Nos bancos de olhos, a automação de protocolos poderia acelerar a triagem de doadores, otimizar notificações e até auxiliar no contato com familiares. Outro ponto são as técnicas avançadas de preservação, como a preparação de tecidos para transplantes parciais, também ajudariam a reduzir a espera.

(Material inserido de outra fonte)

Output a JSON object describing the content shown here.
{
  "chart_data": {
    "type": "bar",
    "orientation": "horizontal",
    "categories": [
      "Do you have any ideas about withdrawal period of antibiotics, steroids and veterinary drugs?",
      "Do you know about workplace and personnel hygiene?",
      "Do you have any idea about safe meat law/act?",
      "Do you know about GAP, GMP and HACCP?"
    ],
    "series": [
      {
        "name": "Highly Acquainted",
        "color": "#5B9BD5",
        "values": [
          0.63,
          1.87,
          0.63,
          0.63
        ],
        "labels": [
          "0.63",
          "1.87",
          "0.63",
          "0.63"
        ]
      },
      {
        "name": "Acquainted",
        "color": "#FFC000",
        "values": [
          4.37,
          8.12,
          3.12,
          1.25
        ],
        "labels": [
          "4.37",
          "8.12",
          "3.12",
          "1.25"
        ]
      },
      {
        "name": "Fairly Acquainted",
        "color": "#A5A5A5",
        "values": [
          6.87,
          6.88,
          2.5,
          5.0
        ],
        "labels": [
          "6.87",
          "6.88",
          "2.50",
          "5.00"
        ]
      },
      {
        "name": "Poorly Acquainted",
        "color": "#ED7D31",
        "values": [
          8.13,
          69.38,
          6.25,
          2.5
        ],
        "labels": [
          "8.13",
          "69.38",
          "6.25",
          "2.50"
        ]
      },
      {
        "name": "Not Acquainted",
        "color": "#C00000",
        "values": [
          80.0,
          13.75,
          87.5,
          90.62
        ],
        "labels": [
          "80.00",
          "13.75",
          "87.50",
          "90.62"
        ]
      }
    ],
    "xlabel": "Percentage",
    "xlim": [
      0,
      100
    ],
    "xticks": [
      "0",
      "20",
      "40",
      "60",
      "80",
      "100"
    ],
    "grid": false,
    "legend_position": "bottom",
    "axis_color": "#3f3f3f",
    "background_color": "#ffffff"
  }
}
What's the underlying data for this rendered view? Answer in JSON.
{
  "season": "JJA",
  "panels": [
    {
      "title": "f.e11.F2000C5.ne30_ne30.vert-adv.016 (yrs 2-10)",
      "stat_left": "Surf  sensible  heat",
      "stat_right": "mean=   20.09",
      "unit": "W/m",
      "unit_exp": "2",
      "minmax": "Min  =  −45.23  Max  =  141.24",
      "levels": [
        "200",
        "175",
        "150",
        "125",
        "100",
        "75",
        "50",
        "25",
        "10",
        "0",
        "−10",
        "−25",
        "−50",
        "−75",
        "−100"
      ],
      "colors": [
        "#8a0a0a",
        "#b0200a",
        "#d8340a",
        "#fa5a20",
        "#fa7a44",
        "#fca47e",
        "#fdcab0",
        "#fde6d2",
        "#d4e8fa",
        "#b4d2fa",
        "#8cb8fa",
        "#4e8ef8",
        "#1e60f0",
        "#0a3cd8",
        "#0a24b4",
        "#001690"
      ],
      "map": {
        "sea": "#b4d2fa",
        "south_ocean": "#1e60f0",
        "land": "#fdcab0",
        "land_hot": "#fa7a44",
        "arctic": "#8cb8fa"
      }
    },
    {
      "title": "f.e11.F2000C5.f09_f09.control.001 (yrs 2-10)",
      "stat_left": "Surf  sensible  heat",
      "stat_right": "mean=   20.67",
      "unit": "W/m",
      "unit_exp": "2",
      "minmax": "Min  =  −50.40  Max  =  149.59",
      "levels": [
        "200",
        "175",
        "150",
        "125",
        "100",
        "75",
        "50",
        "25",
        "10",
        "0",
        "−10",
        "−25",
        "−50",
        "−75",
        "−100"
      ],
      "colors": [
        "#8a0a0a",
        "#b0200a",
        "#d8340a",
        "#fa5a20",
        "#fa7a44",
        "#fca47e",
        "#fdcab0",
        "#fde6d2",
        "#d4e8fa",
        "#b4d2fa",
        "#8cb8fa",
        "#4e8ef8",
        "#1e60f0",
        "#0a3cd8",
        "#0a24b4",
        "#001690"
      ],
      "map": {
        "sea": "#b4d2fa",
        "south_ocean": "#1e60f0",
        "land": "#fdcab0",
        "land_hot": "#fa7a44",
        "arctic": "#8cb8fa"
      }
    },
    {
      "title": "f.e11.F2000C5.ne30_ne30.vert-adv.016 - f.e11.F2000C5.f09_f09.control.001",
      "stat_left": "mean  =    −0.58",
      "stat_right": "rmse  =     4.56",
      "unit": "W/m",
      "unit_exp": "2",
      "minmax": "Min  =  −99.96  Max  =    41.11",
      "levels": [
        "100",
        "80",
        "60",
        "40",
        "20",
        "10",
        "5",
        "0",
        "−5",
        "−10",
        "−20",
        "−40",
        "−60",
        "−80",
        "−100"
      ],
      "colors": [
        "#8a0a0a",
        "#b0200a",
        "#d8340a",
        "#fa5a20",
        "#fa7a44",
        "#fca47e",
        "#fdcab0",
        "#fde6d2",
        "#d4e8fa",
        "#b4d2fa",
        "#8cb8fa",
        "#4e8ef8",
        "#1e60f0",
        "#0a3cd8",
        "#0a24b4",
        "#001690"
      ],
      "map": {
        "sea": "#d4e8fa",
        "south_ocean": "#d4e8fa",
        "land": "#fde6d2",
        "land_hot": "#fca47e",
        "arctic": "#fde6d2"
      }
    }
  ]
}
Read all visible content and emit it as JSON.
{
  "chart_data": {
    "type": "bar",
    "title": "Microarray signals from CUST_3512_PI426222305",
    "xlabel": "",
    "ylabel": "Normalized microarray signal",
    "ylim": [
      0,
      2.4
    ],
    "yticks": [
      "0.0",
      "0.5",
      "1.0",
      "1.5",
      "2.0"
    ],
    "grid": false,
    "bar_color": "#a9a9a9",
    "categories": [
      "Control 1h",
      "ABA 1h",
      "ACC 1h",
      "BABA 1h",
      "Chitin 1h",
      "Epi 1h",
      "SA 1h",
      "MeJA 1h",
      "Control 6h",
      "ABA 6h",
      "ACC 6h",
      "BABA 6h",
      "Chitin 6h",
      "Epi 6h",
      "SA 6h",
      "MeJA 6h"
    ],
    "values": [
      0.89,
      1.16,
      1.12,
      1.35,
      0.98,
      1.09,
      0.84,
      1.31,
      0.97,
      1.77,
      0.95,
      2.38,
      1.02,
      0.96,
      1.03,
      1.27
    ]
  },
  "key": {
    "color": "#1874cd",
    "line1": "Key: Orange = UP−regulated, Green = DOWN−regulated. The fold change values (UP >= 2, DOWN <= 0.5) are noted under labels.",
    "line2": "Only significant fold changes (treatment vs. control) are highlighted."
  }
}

Outro desafio é financeiro. Os repasses públicos não acompanham a inflação e os insumos são importados, encarecendo o processo. Medeiros defende atualização periódica dos valores e incentivo à produção nacional. “Uma unificação nacional do sistema de transplantes, com compra centralizada de insumos, poderia reduzir custos e aumentar a eficiência”, diz.
O que o Brasil pode aprender com outros países
Apesar das dificuldades, o Brasil segue como referência internacional pela habilidade dos cirurgiões e pela criação de técnicas inovadoras. Segundo o especialista, é possível avançar ainda mais com a adoção de tecnologias já utilizadas em países como Canadá e Austrália, como tecidos pré-preparados para transplante (pre-loaded), novos medicamentos e equipamentos de ponta.
Para Medeiros, a tecnologia pode reduzir o impacto da fila por doação de córnea. Para jovens, o diagnóstico precoce e tratamentos como o Cross Linking podem evitar a necessidade de transplante. Para os idosos, a possibilidade de dividir uma mesma córnea entre dois receptores é decisiva.
O médico acrescenta que o futuro já aponta para novas soluções: “O futuro aponta para mais transplantes parciais, uso de células-tronco, cultivo de tecidos e medicamentos que retardam ou até revertem alterações degenerativas da córnea. Precisamos apenas que os órgãos reguladores sejam mais ágeis na liberação dessas inovações”, pontua.